Mongolia - what a start

Well, the first 36 hours in Mongolia have proved somewhat eventful.

First I was a victim of the airport taxi scam, an unfortunate thing that as a non Mongolian speaker, you are really stuck with. First a man followed me around the airport while I was trying to find the bank and change my money. I eventually told him to back off as I wanted to take the official taxi. Having been in Asia a while, I know that there are many illegal ones prowling the airports.

Problem 1 - I already knew that there was no official taxis (sometimes Lonely Planet is good ($5 they said) and I have been here before anyway). So any car acts as a taxi. They told me 30,000 Mong things, (about $25). I tried to bargain to 20,000 but got the same boring lecture they sprout all over the world about fuel prices. Still I knew $25 was excessive. I got in the car none too happy. On the 20 minute journey I decided that I was not going to pay 30,000, so when the driver showed me 30,000 in his phone, I gave him 20,000(a bit over $17) and grabbed my bags. He held out his hand wanting more, I gave him the filthest look I could muster (not hard after 4 hours sleep and a few hours on a plane) shook my head and left. He didn't argue, why would he? He already got twice the going rate. I later asked our tour company who told me I should have paid 10,000.

After I got some sleep, the next day I headed off to meet the tour operator. Nice people, they invited me to an opening party for a new cafe that they have called Amsterdam cafe. The owners are Dutch eh! So I trotted off to the party, it was officially opened by the Queen of the Netherlands (OK so I just googled her and found out that I was duped - I thought she looked a bit young) then I ate their food and drank their wine and left.

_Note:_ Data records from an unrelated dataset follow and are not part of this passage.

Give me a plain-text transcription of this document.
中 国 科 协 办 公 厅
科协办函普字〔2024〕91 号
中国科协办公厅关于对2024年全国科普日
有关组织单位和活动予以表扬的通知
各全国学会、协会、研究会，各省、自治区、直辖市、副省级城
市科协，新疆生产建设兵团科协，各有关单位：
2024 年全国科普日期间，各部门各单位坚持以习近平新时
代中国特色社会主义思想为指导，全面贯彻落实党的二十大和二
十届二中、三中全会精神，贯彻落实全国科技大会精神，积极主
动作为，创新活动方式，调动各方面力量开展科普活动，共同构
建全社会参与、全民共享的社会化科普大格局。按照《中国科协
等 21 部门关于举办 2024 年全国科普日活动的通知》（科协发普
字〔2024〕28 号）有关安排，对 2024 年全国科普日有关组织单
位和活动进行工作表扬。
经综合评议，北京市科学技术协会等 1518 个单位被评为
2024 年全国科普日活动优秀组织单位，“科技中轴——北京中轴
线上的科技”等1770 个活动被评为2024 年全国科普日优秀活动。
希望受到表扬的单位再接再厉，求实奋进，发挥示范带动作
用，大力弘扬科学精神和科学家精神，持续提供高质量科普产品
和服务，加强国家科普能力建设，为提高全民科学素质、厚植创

On the way home, I caught a man with his hand in my backpack, helping himself to my calculator. I don't know what made me turn and catch him as I didn't hear anything. So I got the calculator back and then chased him down the street yelling a few unlady like words at him. If I caught him I would have made him sorry. Lucky I had just moved my phone to my pocket. I saw him again today, and felt like giving him a good thumping, but this time watched my bag very closely.

Today I went sightseeing. Ulan Bataar is quite modern, about 4 new big glass buildings are under construction and the whole Russian feel that was here last time has gone. There are many pubs, western style food places and internet around. The shops are funny though, they look like someones house and the little market near our hotel looks like a toilet block in the middle of the carpark. I only went in there cause I saw people coming out with what looked like groceries.

30 June - heading off into the wilds of Mongolia, will be back in UB on time for the Nadaam Festival.